I will show that $m$ and $n$ are powers of the same integer.

We have $\dfrac{\log n}{\log m} =\dfrac{a}{b} $ where $a$ and $b$ are relatively prime positive integers.

Then $n^b = m^a $.

Let $n =\prod p_i^{n_i} $ and $m =\prod p_i^{m_i} $.

Then $\prod p_i^{bn_i} =\prod p_i^{am_i} $ so $bn_i = am_i $ for all $i$.

Since $(a, b) = 1$, $b | m_i$ and $a | n_i$ so $m_i = bu_i$ and $n_i = a v_i $ where $u_i$ and $v_i$ are positive integers.

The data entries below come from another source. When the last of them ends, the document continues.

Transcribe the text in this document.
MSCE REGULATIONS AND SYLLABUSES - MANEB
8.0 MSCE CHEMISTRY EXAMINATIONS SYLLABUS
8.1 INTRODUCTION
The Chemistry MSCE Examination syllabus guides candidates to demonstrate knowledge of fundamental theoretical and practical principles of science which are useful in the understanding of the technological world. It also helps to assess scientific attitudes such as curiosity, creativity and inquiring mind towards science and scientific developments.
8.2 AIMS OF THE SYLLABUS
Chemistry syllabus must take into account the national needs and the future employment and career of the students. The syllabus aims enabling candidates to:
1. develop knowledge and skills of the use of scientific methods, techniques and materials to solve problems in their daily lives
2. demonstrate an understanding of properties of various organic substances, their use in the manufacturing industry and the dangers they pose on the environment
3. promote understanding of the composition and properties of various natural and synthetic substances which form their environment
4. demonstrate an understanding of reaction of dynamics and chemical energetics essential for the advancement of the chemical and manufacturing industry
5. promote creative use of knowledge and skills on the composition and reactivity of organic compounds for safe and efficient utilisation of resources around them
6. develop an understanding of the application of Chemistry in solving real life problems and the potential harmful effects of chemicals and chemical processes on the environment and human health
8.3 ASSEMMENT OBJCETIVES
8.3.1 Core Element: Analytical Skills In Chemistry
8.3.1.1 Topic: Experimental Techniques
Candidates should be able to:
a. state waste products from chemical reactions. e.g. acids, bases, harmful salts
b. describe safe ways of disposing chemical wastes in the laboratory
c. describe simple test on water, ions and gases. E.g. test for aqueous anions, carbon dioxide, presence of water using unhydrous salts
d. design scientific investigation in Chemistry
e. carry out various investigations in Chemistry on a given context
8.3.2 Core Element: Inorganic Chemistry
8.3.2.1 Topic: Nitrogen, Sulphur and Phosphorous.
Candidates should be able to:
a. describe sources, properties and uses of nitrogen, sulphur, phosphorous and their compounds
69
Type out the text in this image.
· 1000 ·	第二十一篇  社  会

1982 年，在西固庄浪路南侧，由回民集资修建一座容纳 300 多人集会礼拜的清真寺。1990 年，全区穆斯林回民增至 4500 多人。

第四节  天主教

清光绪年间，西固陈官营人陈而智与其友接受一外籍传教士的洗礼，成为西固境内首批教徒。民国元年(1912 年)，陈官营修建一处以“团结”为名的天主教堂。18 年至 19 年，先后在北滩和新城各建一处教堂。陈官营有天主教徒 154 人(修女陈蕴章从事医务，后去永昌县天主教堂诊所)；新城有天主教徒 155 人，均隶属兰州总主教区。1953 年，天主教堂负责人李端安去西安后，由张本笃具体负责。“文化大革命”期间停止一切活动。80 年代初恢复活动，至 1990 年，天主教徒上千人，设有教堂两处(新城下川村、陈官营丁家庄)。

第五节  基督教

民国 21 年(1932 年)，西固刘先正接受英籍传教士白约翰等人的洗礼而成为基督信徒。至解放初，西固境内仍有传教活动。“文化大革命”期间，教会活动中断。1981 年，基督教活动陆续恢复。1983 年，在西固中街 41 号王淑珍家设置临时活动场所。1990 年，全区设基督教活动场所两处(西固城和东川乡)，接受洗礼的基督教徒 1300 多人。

Then $bn_i =abv_i =am_i =abu_i$ so $u_i = v_i$.

Therefore $n =\prod p_i^{av_i} =(\prod p_i^{v_i})^a $ and $m =\prod p_i^{bu_i} =(\prod p_i^{u_i})^b $.

Therefore both $n$ and $m$ must be powers of the same integer (since $\prod p_i^{v_i} =\prod p_i^{u_i} $).